Jamal’s work not only involves herself, fellow students and friends at NCA, but includes other visual manifestations too: Japanese woodblock print of Hokusai, vegetation of Henri Rousseau, small toys that express different emotions, and popular visual vocabulary from our surroundings. A gleaming heart pierced by a sword, an ordinary man crowned with a ring of sunflowers and a golden halo (echoing the headdress of the Statue of Liberty), characters with masks/heads of animals seated next to people at some normal gathering are all ingredients to form an individual narrative. In her words, “I have also developed a keen interest in human connection and how they morph over time. The strains and constraints that those relationships may have”.
These and other works disclose how our existence is dominated by the real and imaginary, factual and fantastic, funny and furious. The incredible skill in dealing with her imagery turns the work of Noormah Jamal into something more than mere exercises in modernising the language of miniature painting. It communicates how different languages are combined to convey one content (possible in art).
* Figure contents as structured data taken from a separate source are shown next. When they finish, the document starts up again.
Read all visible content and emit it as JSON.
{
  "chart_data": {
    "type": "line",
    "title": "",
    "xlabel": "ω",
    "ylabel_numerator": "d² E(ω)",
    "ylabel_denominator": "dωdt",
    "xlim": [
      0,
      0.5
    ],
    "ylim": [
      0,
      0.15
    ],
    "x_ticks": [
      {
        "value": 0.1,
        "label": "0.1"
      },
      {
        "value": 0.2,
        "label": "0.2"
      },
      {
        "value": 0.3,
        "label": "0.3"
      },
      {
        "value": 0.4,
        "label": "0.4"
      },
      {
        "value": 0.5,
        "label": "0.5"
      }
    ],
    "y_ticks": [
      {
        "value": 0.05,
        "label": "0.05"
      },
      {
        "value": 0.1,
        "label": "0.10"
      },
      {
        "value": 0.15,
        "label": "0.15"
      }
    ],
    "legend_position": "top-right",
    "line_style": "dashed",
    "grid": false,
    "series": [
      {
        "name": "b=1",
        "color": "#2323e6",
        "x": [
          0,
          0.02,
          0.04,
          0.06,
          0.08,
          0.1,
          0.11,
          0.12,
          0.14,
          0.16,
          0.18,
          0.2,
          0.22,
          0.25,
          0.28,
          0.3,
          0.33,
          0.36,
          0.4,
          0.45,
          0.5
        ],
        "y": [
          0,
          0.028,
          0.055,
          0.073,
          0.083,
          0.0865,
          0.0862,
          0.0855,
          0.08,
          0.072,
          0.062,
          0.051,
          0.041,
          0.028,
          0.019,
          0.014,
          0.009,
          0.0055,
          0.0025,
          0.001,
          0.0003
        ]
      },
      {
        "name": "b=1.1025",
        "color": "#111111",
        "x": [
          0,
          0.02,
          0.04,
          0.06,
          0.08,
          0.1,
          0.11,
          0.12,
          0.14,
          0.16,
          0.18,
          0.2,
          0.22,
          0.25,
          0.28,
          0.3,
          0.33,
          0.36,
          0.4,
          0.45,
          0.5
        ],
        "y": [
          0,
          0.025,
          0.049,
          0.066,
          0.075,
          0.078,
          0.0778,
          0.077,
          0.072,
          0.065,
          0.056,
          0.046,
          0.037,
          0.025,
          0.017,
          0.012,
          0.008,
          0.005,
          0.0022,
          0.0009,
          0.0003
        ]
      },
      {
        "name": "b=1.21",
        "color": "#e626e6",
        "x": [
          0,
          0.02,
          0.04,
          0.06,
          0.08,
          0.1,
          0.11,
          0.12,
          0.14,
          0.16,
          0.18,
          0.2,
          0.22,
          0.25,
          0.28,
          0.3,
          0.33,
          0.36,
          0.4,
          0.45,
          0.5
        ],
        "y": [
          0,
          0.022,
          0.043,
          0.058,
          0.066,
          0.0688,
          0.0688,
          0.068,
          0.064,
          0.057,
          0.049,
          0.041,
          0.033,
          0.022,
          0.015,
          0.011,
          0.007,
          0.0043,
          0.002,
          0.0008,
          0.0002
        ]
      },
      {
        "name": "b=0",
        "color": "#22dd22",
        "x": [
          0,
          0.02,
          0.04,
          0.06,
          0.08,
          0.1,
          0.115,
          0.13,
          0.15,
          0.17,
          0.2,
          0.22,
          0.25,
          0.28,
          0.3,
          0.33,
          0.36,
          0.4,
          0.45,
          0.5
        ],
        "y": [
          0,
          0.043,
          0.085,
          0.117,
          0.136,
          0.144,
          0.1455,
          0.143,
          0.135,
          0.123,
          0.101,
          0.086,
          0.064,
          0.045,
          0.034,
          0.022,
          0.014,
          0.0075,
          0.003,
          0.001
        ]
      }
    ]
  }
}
‘Tarhun’, the title of the show is “a Pushto word means contract between two. Usually it’s used to symbolise a marriage but it can be used for any other permanent bond”. For an ordinary onlooker, it is a word to describe the exhibition of two artists. For others, it signifies a matrimonial affair between traditions, territories and tastes, as witnessed in the works of both artists following separate, independent ways to a visible, yet invincible destiny.